CIRIA guidance pioneers new approaches to bridge assessment

Department for Transport-funded guidance on masonry arch bridge assessment, co-authored by Professor Matthew Gilbert and Dr Colin Smith, has been published by CIRIA.

Masonry arch bridge image

Researchers from the Department of Civil and Structural Engineering led the drafting of the new government-funded guidance on masonry arch bridge assessment, published by the Construction Industry Research and Information Association (CIRIA).

Supported by the Department for Transport, the new guidance seeks to address challenges faced by masonry arch bridge infrastructure who need to keep transport corridors open though have limited budgets at their disposal.

Many masonry arch bridges are also of significant nation or regional heritage value.

Research undertaken by Professor Matthew Gilbert, Director of the Integrated Civil and Infrastructure Research (ICAIR) Centre and Dr Colin Smith, Senior Lecturer in Geomechanics, carried out jointly with experts from the University of Salford, has informed the writing of the new CIRIA guidance.

Traditional assessment methods can produce inaccurate predications of bridge load carrying capacity, often leading to needless strengthening, infilling or demolition, at significant financial cost and also cost to the planet.

Professor Matthew Gilbert

Director of the Integrated Civil and Infrastructure Research Centre (ICAIR)

Forming almost half of all bridge spans in the UK, most masonry arch structures are now well over 100 years old and are carrying far greater loads than their designers originally envisaged. 

The guidance pioneers a new approach to masonry arch bridge assessment, taking advantage of understanding gained in a research project funded by the Engineering and Physical Sciences Research Council (EPSRC).
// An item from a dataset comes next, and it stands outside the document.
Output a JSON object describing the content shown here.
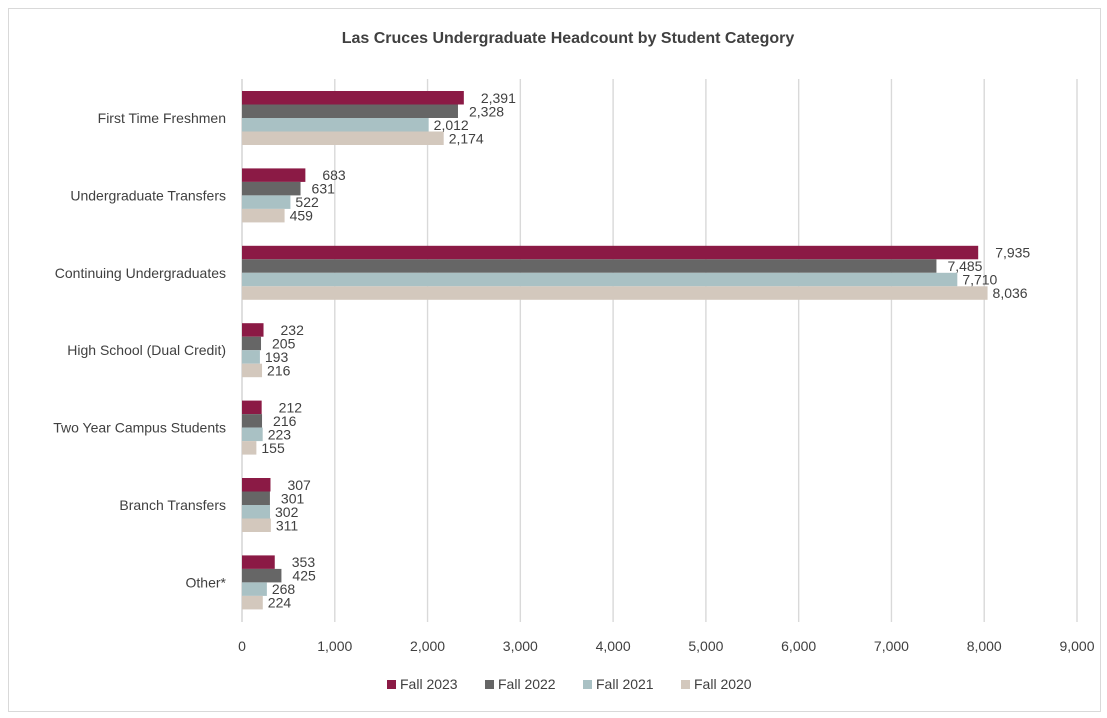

This allows engineers to identify bridges that are likely to be most susceptible to the damaging effects of repeated cyclic loading. 

Related research undertaken in the Department of Civil and Structural engineering has focused on the renovation of existing structures, to avoid the carbon impact associated with the demolition and rebuilding cycle that has become commonplace for buildings.

As part of this, Dr Danielle Densley Tingley and Charles Gillott, have recently gained wider attention for their advocacy of more sustainable approaches to the built environment, also showcasing the important role the department's research can play in relation to the carbon crisis.

The new CIRIA guidance (CIRIAC800) can now be freely downloaded from the CIRIA website:

The guidance will also be presented by Professor Gilbert at the NCE Future of Bridges conference on the 8 June, 2022.